The ruling was also outrageous concerning another key issue.


The prefectural government argued that the minister’s verdict was illegal because he, as a member of the Cabinet, cannot be expected to render a fair decision in response to a request from a government body.


The land reclamation work, formally approved by the Cabinet, has been one of the administration’s top-priority projects.


But the court off-handedly dismissed the local government’s case, saying it cannot be said that the Cabinet decision inevitably forced the minister’s verdict.


That may be true, theoretically. But the prime minister has the power to appoint and dismiss ministers.


Given the process leading to the land minister’s ruling and the political situation surrounding the Henoko issue, there is no doubt that the minister was unable to try to make an independent and neutral decision on his own.


The court ruling also said there is no clear evidence indicating that the prime minister gave instructions or otherwise put pressure on the land minister.


The court refused to see the reality and disregarded the central government’s shenanigans by imposing an impossible burden of proof on the prefectural government. That’s the only possible description of the court’s decision.


If the central government’s questionable approach to responding to Okinawa’s lawsuit is declared legitimate by the judiciary, it can be used in the future for other issues over which the state and a local government disagree in such policy areas as diplomacy, defense and energy.

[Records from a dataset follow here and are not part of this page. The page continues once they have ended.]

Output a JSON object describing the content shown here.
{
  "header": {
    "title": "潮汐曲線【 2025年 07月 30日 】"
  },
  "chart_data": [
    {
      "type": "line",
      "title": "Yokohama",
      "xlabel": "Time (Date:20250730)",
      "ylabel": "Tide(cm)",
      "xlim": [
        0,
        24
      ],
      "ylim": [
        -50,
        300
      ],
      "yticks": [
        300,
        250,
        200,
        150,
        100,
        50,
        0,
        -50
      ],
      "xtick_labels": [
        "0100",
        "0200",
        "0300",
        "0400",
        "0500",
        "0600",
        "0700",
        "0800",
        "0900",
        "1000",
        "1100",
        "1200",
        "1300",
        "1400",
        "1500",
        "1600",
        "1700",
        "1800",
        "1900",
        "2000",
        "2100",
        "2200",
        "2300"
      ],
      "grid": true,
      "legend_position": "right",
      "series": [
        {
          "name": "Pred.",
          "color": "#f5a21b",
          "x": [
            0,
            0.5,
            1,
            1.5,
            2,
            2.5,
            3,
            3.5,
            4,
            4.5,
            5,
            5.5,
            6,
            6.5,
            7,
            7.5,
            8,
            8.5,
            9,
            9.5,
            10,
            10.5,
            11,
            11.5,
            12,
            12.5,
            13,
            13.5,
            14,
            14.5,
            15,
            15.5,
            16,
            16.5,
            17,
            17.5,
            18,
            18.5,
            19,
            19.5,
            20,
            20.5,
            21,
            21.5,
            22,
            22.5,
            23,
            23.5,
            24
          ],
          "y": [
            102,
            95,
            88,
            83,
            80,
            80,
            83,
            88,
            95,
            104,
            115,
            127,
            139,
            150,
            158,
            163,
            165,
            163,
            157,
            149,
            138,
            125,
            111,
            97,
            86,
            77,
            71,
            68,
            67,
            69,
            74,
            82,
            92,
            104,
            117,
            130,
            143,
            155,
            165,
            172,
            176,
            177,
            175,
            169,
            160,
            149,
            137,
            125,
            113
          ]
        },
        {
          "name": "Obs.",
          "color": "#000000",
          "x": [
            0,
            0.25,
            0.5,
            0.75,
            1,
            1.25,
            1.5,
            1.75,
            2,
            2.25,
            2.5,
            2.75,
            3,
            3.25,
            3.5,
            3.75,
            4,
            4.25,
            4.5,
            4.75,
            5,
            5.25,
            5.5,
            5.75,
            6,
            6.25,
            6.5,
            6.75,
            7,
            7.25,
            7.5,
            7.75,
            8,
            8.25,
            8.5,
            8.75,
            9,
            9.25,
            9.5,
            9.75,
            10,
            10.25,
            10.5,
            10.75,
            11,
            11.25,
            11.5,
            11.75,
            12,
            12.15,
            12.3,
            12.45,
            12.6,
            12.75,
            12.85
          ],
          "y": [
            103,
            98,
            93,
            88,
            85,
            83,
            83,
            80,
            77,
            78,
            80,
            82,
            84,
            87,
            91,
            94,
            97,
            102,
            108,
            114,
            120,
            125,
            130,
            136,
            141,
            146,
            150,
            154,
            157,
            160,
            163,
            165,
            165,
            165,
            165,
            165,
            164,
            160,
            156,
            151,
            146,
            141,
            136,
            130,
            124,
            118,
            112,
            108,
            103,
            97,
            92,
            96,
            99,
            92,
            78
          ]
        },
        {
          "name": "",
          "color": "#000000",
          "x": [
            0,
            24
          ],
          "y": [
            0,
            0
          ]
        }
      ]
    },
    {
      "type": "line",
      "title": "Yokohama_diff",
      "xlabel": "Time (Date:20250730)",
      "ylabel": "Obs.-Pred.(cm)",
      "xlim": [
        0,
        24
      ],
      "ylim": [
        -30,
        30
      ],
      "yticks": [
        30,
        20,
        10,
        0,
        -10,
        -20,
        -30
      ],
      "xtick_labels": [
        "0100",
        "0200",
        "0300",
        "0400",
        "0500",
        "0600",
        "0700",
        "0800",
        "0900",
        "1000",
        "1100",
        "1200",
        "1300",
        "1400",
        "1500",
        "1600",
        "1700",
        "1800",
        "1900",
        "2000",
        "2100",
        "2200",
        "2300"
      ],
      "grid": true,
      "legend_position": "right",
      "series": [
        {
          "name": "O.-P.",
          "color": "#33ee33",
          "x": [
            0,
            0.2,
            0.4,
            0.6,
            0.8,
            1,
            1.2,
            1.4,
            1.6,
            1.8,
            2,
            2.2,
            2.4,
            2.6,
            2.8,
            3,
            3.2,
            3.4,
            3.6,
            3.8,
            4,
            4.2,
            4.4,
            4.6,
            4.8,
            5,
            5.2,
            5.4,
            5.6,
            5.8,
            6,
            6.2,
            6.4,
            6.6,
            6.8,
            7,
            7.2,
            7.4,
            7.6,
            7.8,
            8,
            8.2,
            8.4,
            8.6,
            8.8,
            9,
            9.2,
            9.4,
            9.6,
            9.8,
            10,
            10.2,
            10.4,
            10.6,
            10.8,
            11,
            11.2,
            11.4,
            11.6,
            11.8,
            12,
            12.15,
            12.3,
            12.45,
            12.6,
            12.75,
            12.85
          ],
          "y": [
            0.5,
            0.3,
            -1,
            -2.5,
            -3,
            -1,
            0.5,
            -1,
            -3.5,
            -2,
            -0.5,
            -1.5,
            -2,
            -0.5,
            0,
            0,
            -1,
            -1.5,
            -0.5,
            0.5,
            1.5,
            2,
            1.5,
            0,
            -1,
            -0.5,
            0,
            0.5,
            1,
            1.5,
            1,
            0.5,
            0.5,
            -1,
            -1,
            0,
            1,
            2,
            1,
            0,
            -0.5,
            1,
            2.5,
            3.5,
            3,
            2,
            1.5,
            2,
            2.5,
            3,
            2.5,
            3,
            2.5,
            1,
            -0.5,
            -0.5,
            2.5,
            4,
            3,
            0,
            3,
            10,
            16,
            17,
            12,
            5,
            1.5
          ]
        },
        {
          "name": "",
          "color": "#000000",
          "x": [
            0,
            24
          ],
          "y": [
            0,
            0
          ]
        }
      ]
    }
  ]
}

This is by no means a problem that only concerns Okinawa. That is why Okinawa Governor Denny Tamaki said in the courtroom that the Henoko dispute raises questions that have a direct bearing on the relationship between the central government and local administrations.


But the court simply ignored the issue raised by Tamaki.


The court may point out that an action, whether taken by the government or a private individual, must not be declared illegal even if it runs counter to common sense unless there is indisputable evidence of a violation of a specific provision.


If, however, the court continues handing down rulings that ignore the essence of the issue, public trust in the judiciary will only decline.